Hitachi Surveillance System Can Recognize a Face From 36 Million Others in One Second

March 24th, 2012

Via: Mashable:

Face-recognition technology is rapidly evolving as evidenced by this new surveillance camera system. It can not only recognize specific faces, but is able to compare a single face to 36 million others in just one second.

The system, made by Hitachi Kokusai Electric and reported by DigInfo TV, was shown at a security trade show recently. It’s able to achieve its blazing speed by not wasting time on image processing — it takes visual data directly from the camera to compare the face in real time. The software also groups faces with similar features, so it’s able to narrow down the field very quickly.

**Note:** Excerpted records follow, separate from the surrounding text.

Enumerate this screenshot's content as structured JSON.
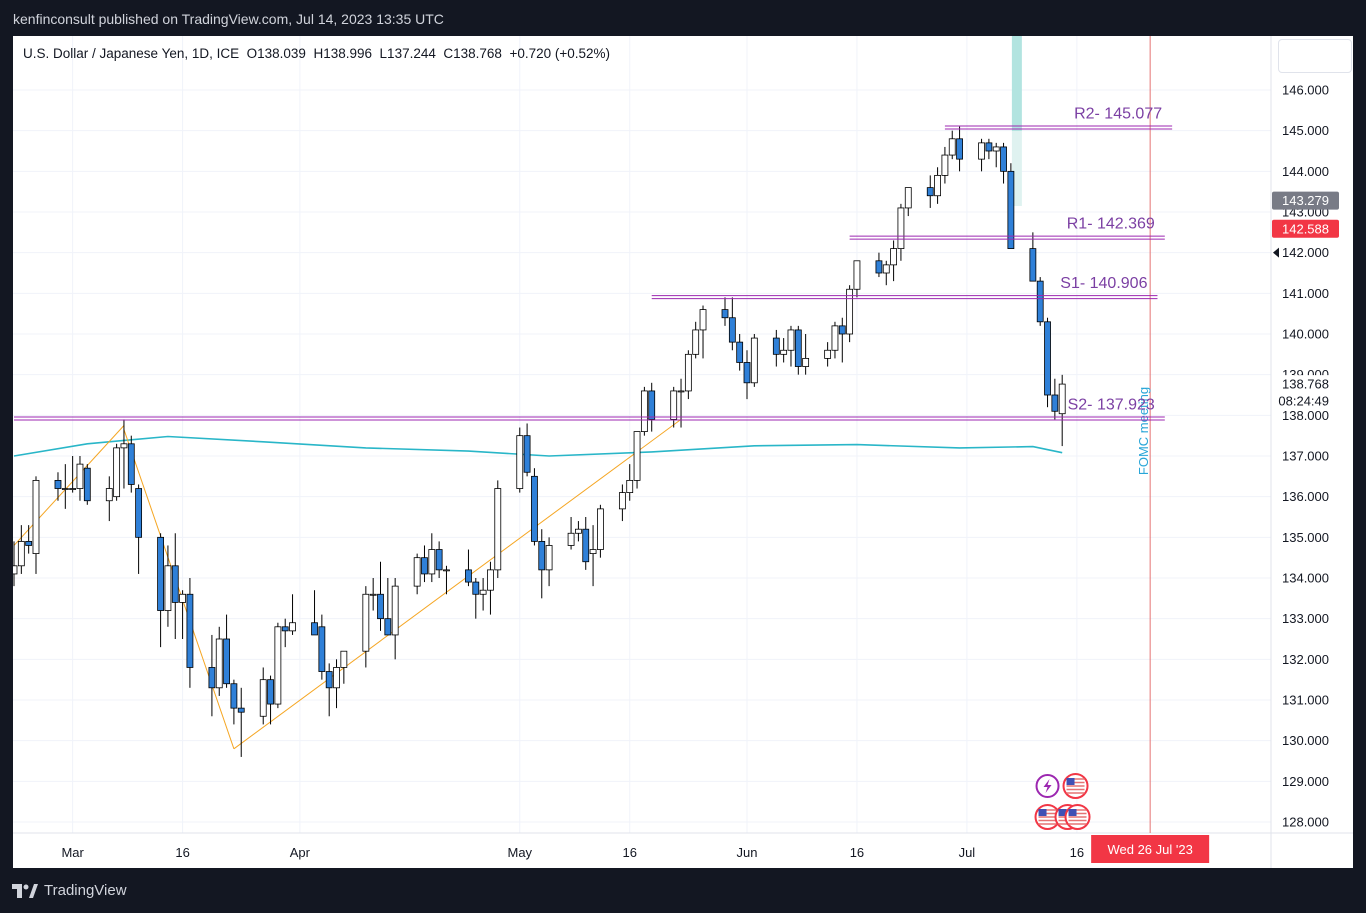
{
  "publisher_line": "kenfinconsult published on TradingView.com, Jul 14, 2023 13:35 UTC",
  "header": {
    "symbol": "U.S. Dollar / Japanese Yen, 1D, ICE",
    "open": "O138.039",
    "high": "H138.996",
    "low": "L137.244",
    "close": "C138.768",
    "change": "+0.720 (+0.52%)"
  },
  "footer": {
    "brand": "TradingView"
  },
  "colors": {
    "up_body": "#ffffff",
    "down_body": "#2f80d8",
    "wick": "#000000",
    "level_line": "#9c27b0",
    "level_text": "#7b3fa3",
    "ma": "#29b6c8",
    "trendline": "#f5a623",
    "event_line": "#e57373",
    "highlight": "#b2e4e0"
  },
  "chart_data": {
    "type": "candlestick",
    "title": "U.S. Dollar / Japanese Yen, 1D, ICE",
    "ylim": [
      127.5,
      147.0
    ],
    "y_ticks": [
      "146.000",
      "145.000",
      "144.000",
      "143.000",
      "142.000",
      "141.000",
      "140.000",
      "139.000",
      "138.000",
      "137.000",
      "136.000",
      "135.000",
      "134.000",
      "133.000",
      "132.000",
      "131.000",
      "130.000",
      "129.000",
      "128.000"
    ],
    "x_ticks": [
      "Mar",
      "16",
      "Apr",
      "May",
      "16",
      "Jun",
      "16",
      "Jul",
      "16"
    ],
    "levels": [
      {
        "label": "R2- 145.077",
        "value": 145.077
      },
      {
        "label": "R1- 142.369",
        "value": 142.369
      },
      {
        "label": "S1- 140.906",
        "value": 140.906
      },
      {
        "label": "S2- 137.923",
        "value": 137.923
      }
    ],
    "event": {
      "label": "FOMC meeting",
      "date_label": "Wed 26 Jul '23"
    },
    "price_badges": [
      {
        "value": "143.279",
        "kind": "gray"
      },
      {
        "value": "142.588",
        "kind": "red"
      },
      {
        "value": "138.768",
        "kind": "current"
      },
      {
        "value": "08:24:49",
        "kind": "countdown"
      }
    ],
    "candles": [
      {
        "date": "2023-02-21",
        "o": 134.1,
        "h": 134.9,
        "l": 133.8,
        "c": 134.3
      },
      {
        "date": "2023-02-22",
        "o": 134.3,
        "h": 135.3,
        "l": 134.1,
        "c": 134.9
      },
      {
        "date": "2023-02-23",
        "o": 134.9,
        "h": 135.3,
        "l": 134.6,
        "c": 134.8
      },
      {
        "date": "2023-02-24",
        "o": 134.6,
        "h": 136.5,
        "l": 134.1,
        "c": 136.4
      },
      {
        "date": "2023-02-27",
        "o": 136.4,
        "h": 136.6,
        "l": 135.9,
        "c": 136.2
      },
      {
        "date": "2023-02-28",
        "o": 136.2,
        "h": 136.8,
        "l": 135.7,
        "c": 136.2
      },
      {
        "date": "2023-03-01",
        "o": 136.2,
        "h": 137.0,
        "l": 136.1,
        "c": 136.2
      },
      {
        "date": "2023-03-02",
        "o": 136.2,
        "h": 137.0,
        "l": 135.9,
        "c": 136.8
      },
      {
        "date": "2023-03-03",
        "o": 136.7,
        "h": 136.8,
        "l": 135.8,
        "c": 135.9
      },
      {
        "date": "2023-03-06",
        "o": 135.9,
        "h": 136.5,
        "l": 135.4,
        "c": 136.2
      },
      {
        "date": "2023-03-07",
        "o": 136.0,
        "h": 137.3,
        "l": 135.9,
        "c": 137.2
      },
      {
        "date": "2023-03-08",
        "o": 137.2,
        "h": 137.9,
        "l": 136.2,
        "c": 137.3
      },
      {
        "date": "2023-03-09",
        "o": 137.3,
        "h": 137.5,
        "l": 136.1,
        "c": 136.3
      },
      {
        "date": "2023-03-10",
        "o": 136.2,
        "h": 136.3,
        "l": 134.1,
        "c": 135.0
      },
      {
        "date": "2023-03-13",
        "o": 135.0,
        "h": 135.1,
        "l": 132.3,
        "c": 133.2
      },
      {
        "date": "2023-03-14",
        "o": 133.2,
        "h": 134.8,
        "l": 132.8,
        "c": 134.3
      },
      {
        "date": "2023-03-15",
        "o": 134.3,
        "h": 135.1,
        "l": 132.5,
        "c": 133.4
      },
      {
        "date": "2023-03-16",
        "o": 133.4,
        "h": 133.7,
        "l": 132.5,
        "c": 133.6
      },
      {
        "date": "2023-03-17",
        "o": 133.6,
        "h": 134.0,
        "l": 131.3,
        "c": 131.8
      },
      {
        "date": "2023-03-20",
        "o": 131.8,
        "h": 132.6,
        "l": 130.6,
        "c": 131.3
      },
      {
        "date": "2023-03-21",
        "o": 131.3,
        "h": 132.8,
        "l": 131.1,
        "c": 132.5
      },
      {
        "date": "2023-03-22",
        "o": 132.5,
        "h": 133.1,
        "l": 131.3,
        "c": 131.4
      },
      {
        "date": "2023-03-23",
        "o": 131.4,
        "h": 131.5,
        "l": 130.4,
        "c": 130.8
      },
      {
        "date": "2023-03-24",
        "o": 130.8,
        "h": 131.3,
        "l": 129.6,
        "c": 130.7
      },
      {
        "date": "2023-03-27",
        "o": 130.6,
        "h": 131.8,
        "l": 130.4,
        "c": 131.5
      },
      {
        "date": "2023-03-28",
        "o": 131.5,
        "h": 131.6,
        "l": 130.4,
        "c": 130.9
      },
      {
        "date": "2023-03-29",
        "o": 130.9,
        "h": 132.9,
        "l": 130.8,
        "c": 132.8
      },
      {
        "date": "2023-03-30",
        "o": 132.8,
        "h": 133.0,
        "l": 132.3,
        "c": 132.7
      },
      {
        "date": "2023-03-31",
        "o": 132.7,
        "h": 133.6,
        "l": 132.6,
        "c": 132.9
      },
      {
        "date": "2023-04-03",
        "o": 132.9,
        "h": 133.7,
        "l": 132.6,
        "c": 132.6
      },
      {
        "date": "2023-04-04",
        "o": 132.8,
        "h": 133.1,
        "l": 131.5,
        "c": 131.7
      },
      {
        "date": "2023-04-05",
        "o": 131.7,
        "h": 131.9,
        "l": 130.6,
        "c": 131.3
      },
      {
        "date": "2023-04-06",
        "o": 131.3,
        "h": 132.0,
        "l": 130.8,
        "c": 131.8
      },
      {
        "date": "2023-04-07",
        "o": 131.8,
        "h": 132.2,
        "l": 131.4,
        "c": 132.2
      },
      {
        "date": "2023-04-10",
        "o": 132.2,
        "h": 133.8,
        "l": 131.8,
        "c": 133.6
      },
      {
        "date": "2023-04-11",
        "o": 133.6,
        "h": 134.0,
        "l": 133.2,
        "c": 133.6
      },
      {
        "date": "2023-04-12",
        "o": 133.6,
        "h": 134.4,
        "l": 132.7,
        "c": 133.0
      },
      {
        "date": "2023-04-13",
        "o": 133.0,
        "h": 134.0,
        "l": 132.6,
        "c": 132.6
      },
      {
        "date": "2023-04-14",
        "o": 132.6,
        "h": 134.0,
        "l": 132.0,
        "c": 133.8
      },
      {
        "date": "2023-04-17",
        "o": 133.8,
        "h": 134.6,
        "l": 133.6,
        "c": 134.5
      },
      {
        "date": "2023-04-18",
        "o": 134.5,
        "h": 134.8,
        "l": 133.9,
        "c": 134.1
      },
      {
        "date": "2023-04-19",
        "o": 134.1,
        "h": 135.1,
        "l": 133.9,
        "c": 134.7
      },
      {
        "date": "2023-04-20",
        "o": 134.7,
        "h": 134.9,
        "l": 134.0,
        "c": 134.2
      },
      {
        "date": "2023-04-21",
        "o": 134.2,
        "h": 134.3,
        "l": 133.6,
        "c": 134.2
      },
      {
        "date": "2023-04-24",
        "o": 134.2,
        "h": 134.7,
        "l": 133.8,
        "c": 133.9
      },
      {
        "date": "2023-04-25",
        "o": 133.9,
        "h": 134.0,
        "l": 133.0,
        "c": 133.6
      },
      {
        "date": "2023-04-26",
        "o": 133.6,
        "h": 134.0,
        "l": 133.2,
        "c": 133.7
      },
      {
        "date": "2023-04-27",
        "o": 133.7,
        "h": 134.4,
        "l": 133.1,
        "c": 134.2
      },
      {
        "date": "2023-04-28",
        "o": 134.2,
        "h": 136.4,
        "l": 134.0,
        "c": 136.2
      },
      {
        "date": "2023-05-01",
        "o": 136.2,
        "h": 137.7,
        "l": 136.1,
        "c": 137.5
      },
      {
        "date": "2023-05-02",
        "o": 137.5,
        "h": 137.8,
        "l": 136.5,
        "c": 136.6
      },
      {
        "date": "2023-05-03",
        "o": 136.5,
        "h": 136.7,
        "l": 134.8,
        "c": 134.9
      },
      {
        "date": "2023-05-04",
        "o": 134.9,
        "h": 135.2,
        "l": 133.5,
        "c": 134.2
      },
      {
        "date": "2023-05-05",
        "o": 134.2,
        "h": 135.0,
        "l": 133.8,
        "c": 134.8
      },
      {
        "date": "2023-05-08",
        "o": 134.8,
        "h": 135.5,
        "l": 134.7,
        "c": 135.1
      },
      {
        "date": "2023-05-09",
        "o": 135.1,
        "h": 135.4,
        "l": 134.9,
        "c": 135.2
      },
      {
        "date": "2023-05-10",
        "o": 135.2,
        "h": 135.5,
        "l": 134.2,
        "c": 134.4
      },
      {
        "date": "2023-05-11",
        "o": 134.6,
        "h": 135.3,
        "l": 133.8,
        "c": 134.7
      },
      {
        "date": "2023-05-12",
        "o": 134.7,
        "h": 135.8,
        "l": 134.5,
        "c": 135.7
      },
      {
        "date": "2023-05-15",
        "o": 135.7,
        "h": 136.3,
        "l": 135.4,
        "c": 136.1
      },
      {
        "date": "2023-05-16",
        "o": 136.1,
        "h": 136.8,
        "l": 135.9,
        "c": 136.4
      },
      {
        "date": "2023-05-17",
        "o": 136.4,
        "h": 137.6,
        "l": 136.2,
        "c": 137.6
      },
      {
        "date": "2023-05-18",
        "o": 137.6,
        "h": 138.7,
        "l": 137.5,
        "c": 138.6
      },
      {
        "date": "2023-05-19",
        "o": 138.6,
        "h": 138.8,
        "l": 137.6,
        "c": 137.9
      },
      {
        "date": "2023-05-22",
        "o": 137.9,
        "h": 138.7,
        "l": 137.7,
        "c": 138.6
      },
      {
        "date": "2023-05-23",
        "o": 138.6,
        "h": 138.9,
        "l": 137.7,
        "c": 138.6
      },
      {
        "date": "2023-05-24",
        "o": 138.6,
        "h": 139.6,
        "l": 138.4,
        "c": 139.5
      },
      {
        "date": "2023-05-25",
        "o": 139.5,
        "h": 140.3,
        "l": 139.4,
        "c": 140.1
      },
      {
        "date": "2023-05-26",
        "o": 140.1,
        "h": 140.7,
        "l": 139.4,
        "c": 140.6
      },
      {
        "date": "2023-05-29",
        "o": 140.6,
        "h": 140.9,
        "l": 140.2,
        "c": 140.4
      },
      {
        "date": "2023-05-30",
        "o": 140.4,
        "h": 140.9,
        "l": 139.6,
        "c": 139.8
      },
      {
        "date": "2023-05-31",
        "o": 139.8,
        "h": 140.0,
        "l": 139.1,
        "c": 139.3
      },
      {
        "date": "2023-06-01",
        "o": 139.3,
        "h": 139.6,
        "l": 138.4,
        "c": 138.8
      },
      {
        "date": "2023-06-02",
        "o": 138.8,
        "h": 140.0,
        "l": 138.7,
        "c": 139.9
      },
      {
        "date": "2023-06-05",
        "o": 139.9,
        "h": 140.1,
        "l": 139.2,
        "c": 139.5
      },
      {
        "date": "2023-06-06",
        "o": 139.5,
        "h": 139.9,
        "l": 139.3,
        "c": 139.6
      },
      {
        "date": "2023-06-07",
        "o": 139.6,
        "h": 140.2,
        "l": 139.2,
        "c": 140.1
      },
      {
        "date": "2023-06-08",
        "o": 140.1,
        "h": 140.2,
        "l": 139.0,
        "c": 139.2
      },
      {
        "date": "2023-06-09",
        "o": 139.2,
        "h": 140.0,
        "l": 139.0,
        "c": 139.4
      },
      {
        "date": "2023-06-12",
        "o": 139.4,
        "h": 139.8,
        "l": 139.2,
        "c": 139.6
      },
      {
        "date": "2023-06-13",
        "o": 139.6,
        "h": 140.3,
        "l": 139.4,
        "c": 140.2
      },
      {
        "date": "2023-06-14",
        "o": 140.2,
        "h": 140.4,
        "l": 139.3,
        "c": 140.0
      },
      {
        "date": "2023-06-15",
        "o": 140.0,
        "h": 141.2,
        "l": 139.8,
        "c": 141.1
      },
      {
        "date": "2023-06-16",
        "o": 141.1,
        "h": 141.8,
        "l": 140.9,
        "c": 141.8
      },
      {
        "date": "2023-06-19",
        "o": 141.8,
        "h": 142.0,
        "l": 141.4,
        "c": 141.5
      },
      {
        "date": "2023-06-20",
        "o": 141.5,
        "h": 141.8,
        "l": 141.2,
        "c": 141.7
      },
      {
        "date": "2023-06-21",
        "o": 141.7,
        "h": 142.3,
        "l": 141.3,
        "c": 142.1
      },
      {
        "date": "2023-06-22",
        "o": 142.1,
        "h": 143.2,
        "l": 141.8,
        "c": 143.1
      },
      {
        "date": "2023-06-23",
        "o": 143.1,
        "h": 143.5,
        "l": 142.9,
        "c": 143.6
      },
      {
        "date": "2023-06-26",
        "o": 143.6,
        "h": 143.9,
        "l": 143.1,
        "c": 143.4
      },
      {
        "date": "2023-06-27",
        "o": 143.4,
        "h": 144.1,
        "l": 143.2,
        "c": 143.9
      },
      {
        "date": "2023-06-28",
        "o": 143.9,
        "h": 144.6,
        "l": 143.7,
        "c": 144.4
      },
      {
        "date": "2023-06-29",
        "o": 144.4,
        "h": 145.0,
        "l": 144.3,
        "c": 144.8
      },
      {
        "date": "2023-06-30",
        "o": 144.8,
        "h": 145.1,
        "l": 144.0,
        "c": 144.3
      },
      {
        "date": "2023-07-03",
        "o": 144.3,
        "h": 144.8,
        "l": 144.0,
        "c": 144.7
      },
      {
        "date": "2023-07-04",
        "o": 144.7,
        "h": 144.8,
        "l": 144.3,
        "c": 144.5
      },
      {
        "date": "2023-07-05",
        "o": 144.5,
        "h": 144.7,
        "l": 144.1,
        "c": 144.6
      },
      {
        "date": "2023-07-06",
        "o": 144.6,
        "h": 144.7,
        "l": 143.7,
        "c": 144.0
      },
      {
        "date": "2023-07-07",
        "o": 144.0,
        "h": 144.2,
        "l": 142.1,
        "c": 142.1
      },
      {
        "date": "2023-07-10",
        "o": 142.1,
        "h": 142.5,
        "l": 141.3,
        "c": 141.3
      },
      {
        "date": "2023-07-11",
        "o": 141.3,
        "h": 141.4,
        "l": 140.2,
        "c": 140.3
      },
      {
        "date": "2023-07-12",
        "o": 140.3,
        "h": 140.4,
        "l": 138.2,
        "c": 138.5
      },
      {
        "date": "2023-07-13",
        "o": 138.5,
        "h": 138.9,
        "l": 137.9,
        "c": 138.1
      },
      {
        "date": "2023-07-14",
        "o": 138.04,
        "h": 138.996,
        "l": 137.244,
        "c": 138.768
      }
    ],
    "moving_average": [
      {
        "date": "2023-02-21",
        "v": 137.0
      },
      {
        "date": "2023-03-03",
        "v": 137.3
      },
      {
        "date": "2023-03-14",
        "v": 137.48
      },
      {
        "date": "2023-03-27",
        "v": 137.35
      },
      {
        "date": "2023-04-10",
        "v": 137.2
      },
      {
        "date": "2023-04-24",
        "v": 137.12
      },
      {
        "date": "2023-05-05",
        "v": 137.0
      },
      {
        "date": "2023-05-19",
        "v": 137.1
      },
      {
        "date": "2023-06-02",
        "v": 137.25
      },
      {
        "date": "2023-06-16",
        "v": 137.28
      },
      {
        "date": "2023-06-30",
        "v": 137.2
      },
      {
        "date": "2023-07-10",
        "v": 137.23
      },
      {
        "date": "2023-07-14",
        "v": 137.08
      }
    ],
    "trendlines": [
      {
        "from": {
          "date": "2023-02-21",
          "v": 134.8
        },
        "to": {
          "date": "2023-03-08",
          "v": 137.75
        }
      },
      {
        "from": {
          "date": "2023-03-08",
          "v": 137.65
        },
        "to": {
          "date": "2023-03-23",
          "v": 129.8
        }
      },
      {
        "from": {
          "date": "2023-03-23",
          "v": 129.8
        },
        "to": {
          "date": "2023-05-23",
          "v": 137.9
        }
      }
    ]
  }
}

When the system finds candidates that could be a match to the person being scanned, it immediately displays their thumbnails. The user can then review the archived footage and see if the person is, say, a repeat customer if it’s being used in a business. And the usefulness to law enforcement is pretty obvious.

Research Credit: DW

2 Responses to “Hitachi Surveillance System Can Recognize a Face From 36 Million Others in One Second”

  1. AHuxley says:

    Yes Local Feature Analysis (LFA) vs the hinted at speed of nodal point databases and say the known US populations size – public and private facial recognition was always been very, very, very fast. The strange thing is this has been very fast for 10-15 years ago but few commented on it. I guess the hardware is now end user cheap vs state cheap and people are talking about real numbers 🙂

  2. MoT says:

    Say hello to the world of Minority Report.